In Unseen, Sara Hagerty suggests that this is exactly what God intended. He is the only One who truly knows us. He is the only One who understands the value of the unseen in our lives. When this truth seeps into our souls, we realize that only when we hide ourselves in God can we give ourselves to others in true freedom—and know the joy of a deeper relationship with the God who sees us.
Our culture applauds what we can produce, what we can show, what we can upload to social media. Only when we give all of ourselves to God—unedited, abandoned, apparently wasteful in its lack of productivity—can we live out who God created us to be. As Hagerty writes, “Maybe my seemingly unproductive, looking-up-at-Him life produces awe among the angels.”

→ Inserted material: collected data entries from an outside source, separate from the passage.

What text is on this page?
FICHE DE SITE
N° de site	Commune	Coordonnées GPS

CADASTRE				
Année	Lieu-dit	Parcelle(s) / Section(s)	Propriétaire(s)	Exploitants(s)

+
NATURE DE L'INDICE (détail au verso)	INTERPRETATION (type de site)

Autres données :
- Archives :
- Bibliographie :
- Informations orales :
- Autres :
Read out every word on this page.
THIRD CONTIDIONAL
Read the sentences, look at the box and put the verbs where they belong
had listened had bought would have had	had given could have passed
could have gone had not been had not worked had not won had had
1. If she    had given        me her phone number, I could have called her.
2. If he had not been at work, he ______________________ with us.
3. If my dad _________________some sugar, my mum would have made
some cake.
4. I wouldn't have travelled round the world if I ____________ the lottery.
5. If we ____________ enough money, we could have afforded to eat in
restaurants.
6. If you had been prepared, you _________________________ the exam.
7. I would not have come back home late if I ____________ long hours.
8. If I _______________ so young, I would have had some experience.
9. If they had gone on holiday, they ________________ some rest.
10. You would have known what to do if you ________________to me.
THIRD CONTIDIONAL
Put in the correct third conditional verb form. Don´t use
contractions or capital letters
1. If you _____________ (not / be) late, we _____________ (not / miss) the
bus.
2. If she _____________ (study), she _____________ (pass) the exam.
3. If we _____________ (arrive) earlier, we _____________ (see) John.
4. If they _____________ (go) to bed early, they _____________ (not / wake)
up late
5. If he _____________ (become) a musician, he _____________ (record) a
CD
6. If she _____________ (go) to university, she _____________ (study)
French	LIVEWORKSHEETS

This book has a beautiful cover, matched with one of my favourite themes, the blessedness of being unseen. Sara Hagerty helps us develop a new way to approach being un-applauded, unnoticed and unrecognised. Instead of regarding it as falling short of our potential, she invites us to see that being hidden from sight is often the best place to be.

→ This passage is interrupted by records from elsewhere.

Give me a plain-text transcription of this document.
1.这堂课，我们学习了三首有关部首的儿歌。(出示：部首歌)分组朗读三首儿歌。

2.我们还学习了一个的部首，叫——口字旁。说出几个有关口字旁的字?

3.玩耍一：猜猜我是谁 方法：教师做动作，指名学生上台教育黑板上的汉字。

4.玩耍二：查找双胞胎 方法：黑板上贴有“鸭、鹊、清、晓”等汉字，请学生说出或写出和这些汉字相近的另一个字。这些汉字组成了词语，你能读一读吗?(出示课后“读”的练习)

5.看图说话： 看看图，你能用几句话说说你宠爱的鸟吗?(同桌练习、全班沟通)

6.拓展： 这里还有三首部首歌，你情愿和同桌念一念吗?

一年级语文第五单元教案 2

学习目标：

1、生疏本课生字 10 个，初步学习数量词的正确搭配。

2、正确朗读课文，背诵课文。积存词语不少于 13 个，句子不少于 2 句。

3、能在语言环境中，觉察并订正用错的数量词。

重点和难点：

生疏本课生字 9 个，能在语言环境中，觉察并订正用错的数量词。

Hagerty starts off explaining how she was sucked into the trap of thinking the way society prompts us to. When a friend spotted her working in a gift shop, she felt embarrassed to be caught doing something with no scope for impact in her own opinion. Only when Hagerty stepped back to reconsider did she realise the hidden, personal growth she'd experienced in that place had been phenomenal. The quiet gift shop turned out to be the ideal hothouse to nurture her.

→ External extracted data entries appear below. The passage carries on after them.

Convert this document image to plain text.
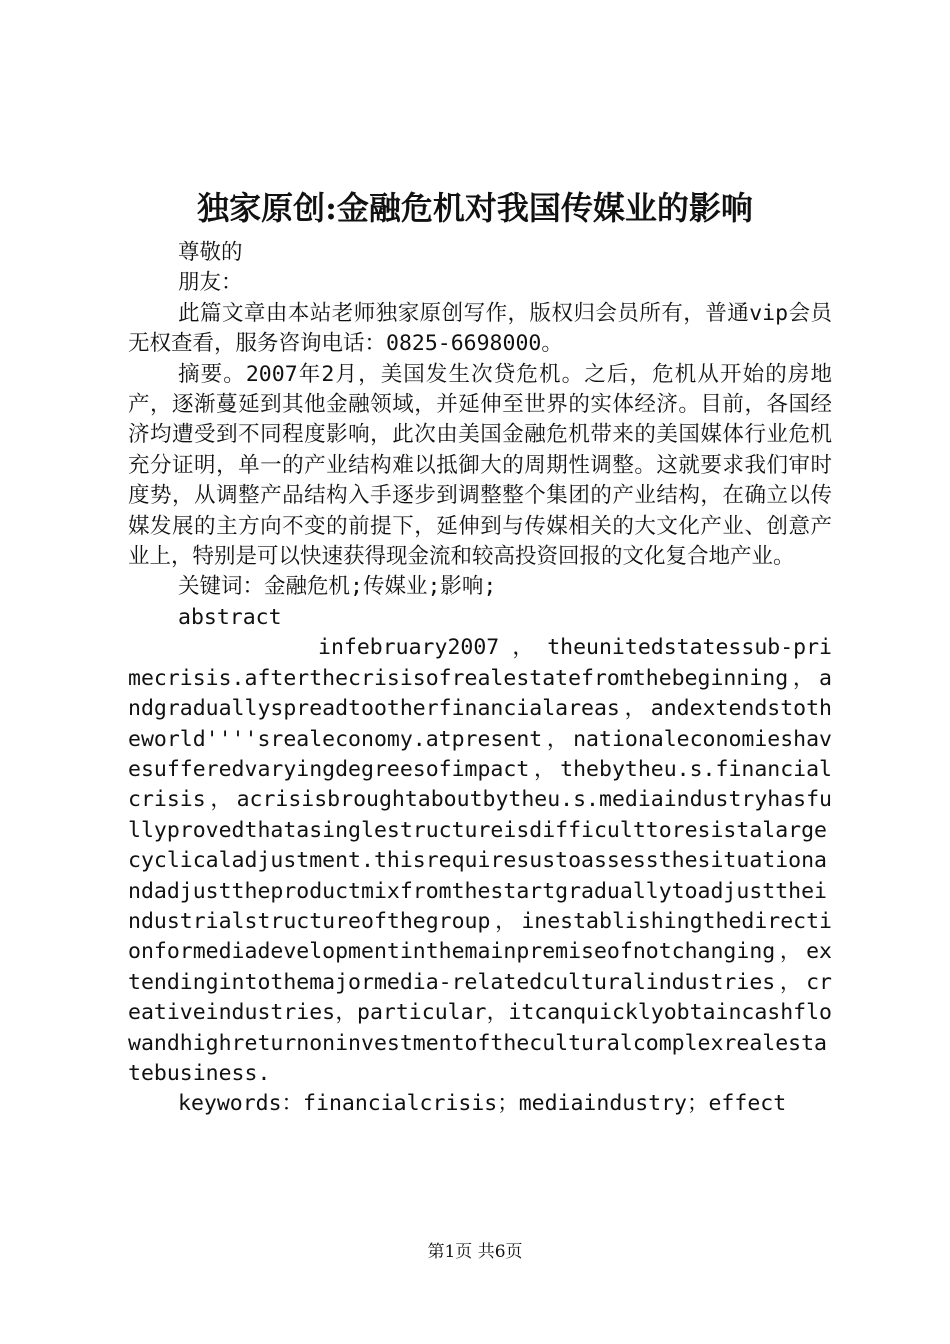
独家原创:金融危机对我国传媒业的影响

尊敬的

朋友：

此篇文章由本站老师独家原创写作，版权归会员所有，普通vip会员无权查看，服务咨询电话：0825-6698000。

摘要。2007年2月，美国发生次贷危机。之后，危机从开始的房地产，逐渐蔓延到其他金融领域，并延伸至世界的实体经济。目前，各国经济均遭受到不同程度影响，此次由美国金融危机带来的美国媒体行业危机充分证明，单一的产业结构难以抵御大的周期性调整。这就要求我们审时度势，从调整产品结构入手逐步到调整整个集团的产业结构，在确立以传媒发展的主方向不变的前提下，延伸到与传媒相关的大文化产业、创意产业上，特别是可以快速获得现金流和较高投资回报的文化复合地产业。

关键词：金融危机;传媒业;影响;

abstract

infebruary2007 ， theunitedstatessub-primecrisis.afterthecrisisofrealestatefromthebeginning，andgraduallyspreadtootherfinancialareas，andextendstotheworld''''srealeconomy.atpresent，nationaleconomieshavesufferedvaryingdegreesofimpact，thebytheu.s.financialcrisis，acrisisbroughtaboutbytheu.s.mediaindustryhasfullyprovedthatasinglestructureisdifficulttoresistalargecyclicaladjustment.thisrequiresustoassessthesituationandadjusttheproductmixfromthestartgraduallytoadjusttheindustrialstructureofthegroup，inestablishingthedirectionformediadevelopmentinthemainpremiseofnotchanging，extendingintothemajormedia-relatedculturalindustries，creativeindustries，particular，itcanquicklyobtaincashflowandhighreturnoninvestmentoftheculturalcomplexrealestatebusiness.

keywords：financialcrisis；mediaindustry；effect

第1页 共6页
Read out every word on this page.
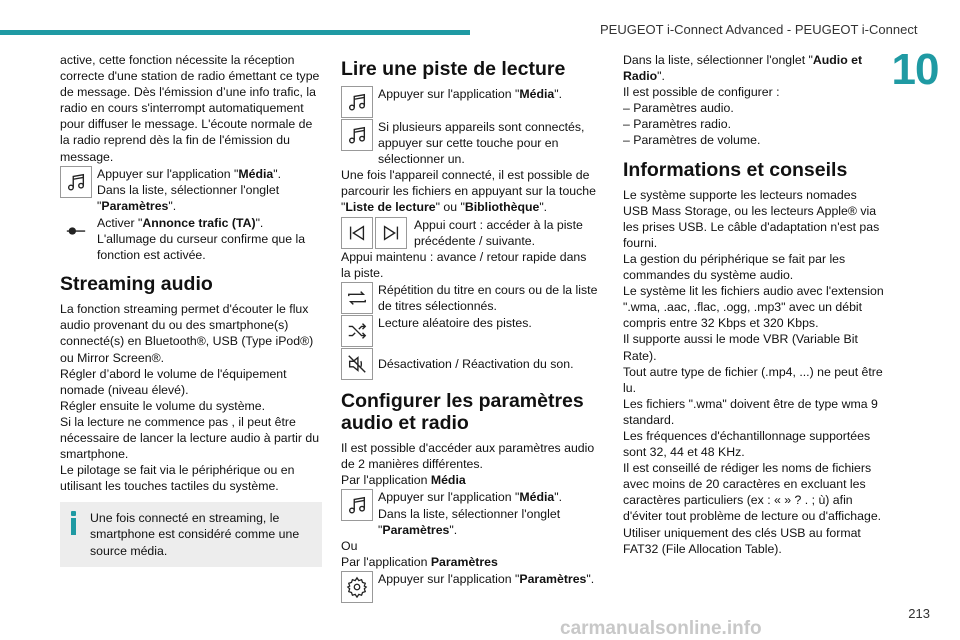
PEUGEOT i-Connect Advanced - PEUGEOT i-Connect
10

active, cette fonction nécessite la réception correcte d'une station de radio émettant ce type de message. Dès l'émission d’une info trafic, la radio en cours s'interrompt automatiquement pour diffuser le message. L'écoute normale de la radio reprend dès la fin de l'émission du message.

Appuyer sur l'application "Média".
Dans la liste, sélectionner l'onglet "Paramètres".
Activer "Annonce trafic (TA)".
L'allumage du curseur confirme que la fonction est activée.
Streaming audio

La fonction streaming permet d'écouter le flux audio provenant du ou des smartphone(s) connecté(s) en Bluetooth®, USB (Type iPod®) ou Mirror Screen®.

Régler d’abord le volume de l'équipement nomade (niveau élevé).

Régler ensuite le volume du système.

Si la lecture ne commence pas , il peut être nécessaire de lancer la lecture audio à partir du smartphone.

Le pilotage se fait via le périphérique ou en utilisant les touches tactiles du système.

Une fois connecté en streaming, le smartphone est considéré comme une source média.
Lire une piste de lecture
Appuyer sur l'application "Média".
Si plusieurs appareils sont connectés, appuyer sur cette touche pour en sélectionner un.

Une fois l'appareil connecté, il est possible de parcourir les fichiers en appuyant sur la touche "Liste de lecture" ou "Bibliothèque".

Appui court : accéder à la piste précédente / suivante.

Appui maintenu : avance / retour rapide dans la piste.

Répétition du titre en cours ou de la liste de titres sélectionnés.
Lecture aléatoire des pistes.
Désactivation / Réactivation du son.
Configurer les paramètres audio et radio

Il est possible d'accéder aux paramètres audio de 2 manières différentes.

Par l'application Média

Appuyer sur l'application "Média".
Dans la liste, sélectionner l'onglet "Paramètres".

Ou

Par l'application Paramètres

Appuyer sur l'application "Paramètres".

Dans la liste, sélectionner l'onglet "Audio et Radio".

Il est possible de configurer :

– Paramètres audio.

– Paramètres radio.

– Paramètres de volume.

Informations et conseils

Le système supporte les lecteurs nomades USB Mass Storage, ou les lecteurs Apple® via les prises USB. Le câble d'adaptation n'est pas fourni.

La gestion du périphérique se fait par les commandes du système audio.

Le système lit les fichiers audio avec l'extension ".wma, .aac, .flac, .ogg, .mp3" avec un débit compris entre 32 Kbps et 320 Kbps.

Il supporte aussi le mode VBR (Variable Bit Rate).

Tout autre type de fichier (.mp4, ...) ne peut être lu.

Les fichiers ".wma" doivent être de type wma 9 standard.

Les fréquences d'échantillonnage supportées sont 32, 44 et 48 KHz.

Il est conseillé de rédiger les noms de fichiers avec moins de 20 caractères en excluant les caractères particuliers (ex : « » ? . ; ù) afin d'éviter tout problème de lecture ou d'affichage.

Utiliser uniquement des clés USB au format FAT32 (File Allocation Table).

213
carmanualsonline.info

Our era reminds me of a garden in which every flower cranes forward for attention, notoriety and applause, and the fact that there are millions of them makes it seem crazy. Well, Hagerty reminds us that we feel this urge for light because God has made us with a desire to be seen and celebrated. We do like to hear our own names and enjoy the flush of satisfaction that follows a flash of attention. It reinforces that we matter in the grand scheme of things, so we needn't feel guilty. Trying to extinguish our desire for praise and recognition isn't the answer, because it isn't a bad thing. Where we err is most often in the direction we tend to look for praise and accolades.
Instead of craving the eyes, opinions and applause of other people, she suggests we simply remember to look to God instead, who knew us from the start, and His kind eye is always upon us. The switch of focus may be enough to relieve us instantly.
But to keep the garden analogy going, Hagerty's book makes it clear that we often tend the wrong plants. We carefully watch the growth of our reputations, success and achievements, and forget about nurturing a good heart - while this, in fact, is the only shoot that really matters. It's a great reminder that God doesn't look at things humans look at, and if we nurture loving hearts, well, that's all we really need to worry about.
Sara Hagerty offers frequent botanical analogies herself, urging us to shift our attention from our showy, leafy branches, where it's so easy to focus our attention, to our hidden roots instead. In other words, we could change the emphasis from our visible work for God to our secret, unseen life in Him. And she has a number of examples where this sort of thinking has played out in own life, with her husband and several adopted children.
Overall, the book left me with the feeling that while some of us may be born to God's showpiece, others are born to be His secrets, and both are equally significant.
Thanks to Zondervan and NetGalley for my review copy.